Cercado de secretários, o governador evitou declarar se ainda pretende ser candidato ao Planalto ou se vai concorrer a outro cargo em outubro.

Liderado pelo deputado Aécio Neves (PSDB-MG), o grupo que faz oposição interna a Doria acredita que pode reverter o resultado das prévias na convenção do partido, em junho.

A decisão sobre não migrar para o PSD foi comunicada no domingo em um telefonema a Kassab. Antes do anúncio, Leite também ligou para Doria e disse que vai respeitar o resultado da eleição interna. Conforme apurou a reportagem, o gaúcho, porém, alegou “não poder controlar o movimento de outros”. “(Leite) tomou a decisão certa ao ficar no partido. É a melhor decisão que um democrata pode ter”, afirmou Doria ao Estadão.

Apesar do tom conciliador, o governador de São Paulo considera as prévias irrevogáveis e seu grupo está preparado para um “segundo turno” da disputa interna. A estratégia de aliados de Doria é carimbar a ala dissidente do PSDB – da qual fazem parte Aécio, o ex-senador José Aníbal (SP), o ex-ministro Pimenta da Veiga (MG) e o senador Tasso Jereissati (CE) – como “golpista”. “Só se revoga a democracia com um ato de força e autoritarismo”, declarou o governador paulista.
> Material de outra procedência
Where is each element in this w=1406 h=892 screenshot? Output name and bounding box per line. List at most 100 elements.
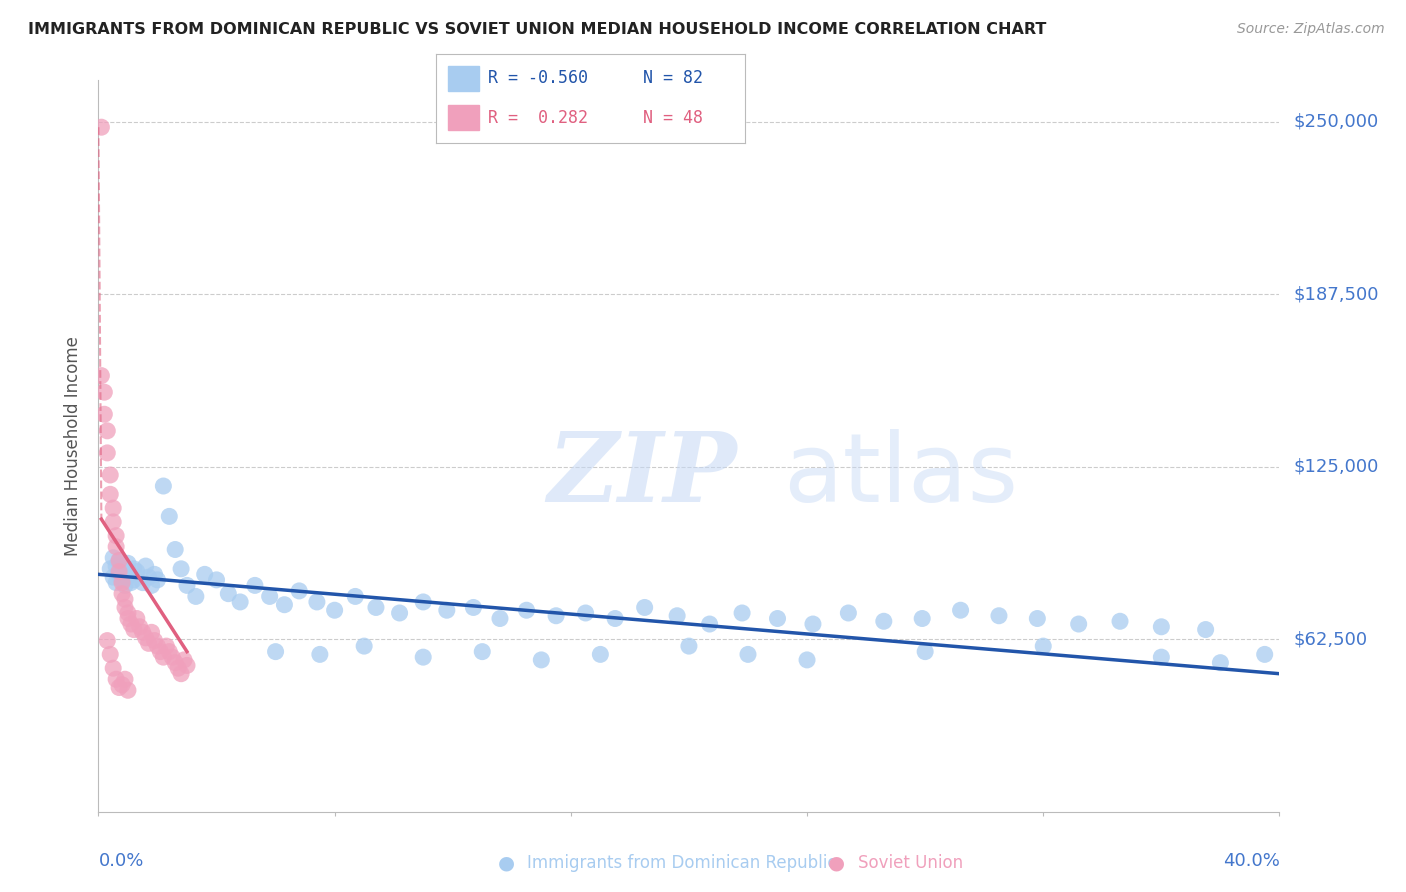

A tática do grupo de Doria passa também por mobilizar tucanos históricos e líderes regionais para defender publicamente o resultado das prévias, além de tentar mudar a correlação de forças na burocracia do PSDB, hoje vista como hostil ao governador. Como mostrou o Estadão, aliados do paulista cobram do presidente do PSDB, Bruno Araújo, posição contundente em defesa do resultado das prévias. Nesta segunda, o ex-presidente Fernando Henrique Cardoso se posicionou no Twitter. “As prévias foram realizadas democraticamente. Assim sendo, penso que devem ser respeitadas.”

Leite exibiu nesta segunda-feira, 28, vídeo em que fala em tom de pré-candidato. Anunciou que vai viajar o País para “engajar os jovens pelo voto” e está “se apresentando”. Pregou “mais tolerância” na política e defendeu a criação, pelos partidos de centro, de uma alternativa ao ex-presidente Luiz Inácio Lula da Silva (PT) e ao presidente Jair Bolsonaro (PL). “Me desincompatibilizo para onde meu partido mais precisar de mim. Vou renunciar ao poder para não renunciar à política.”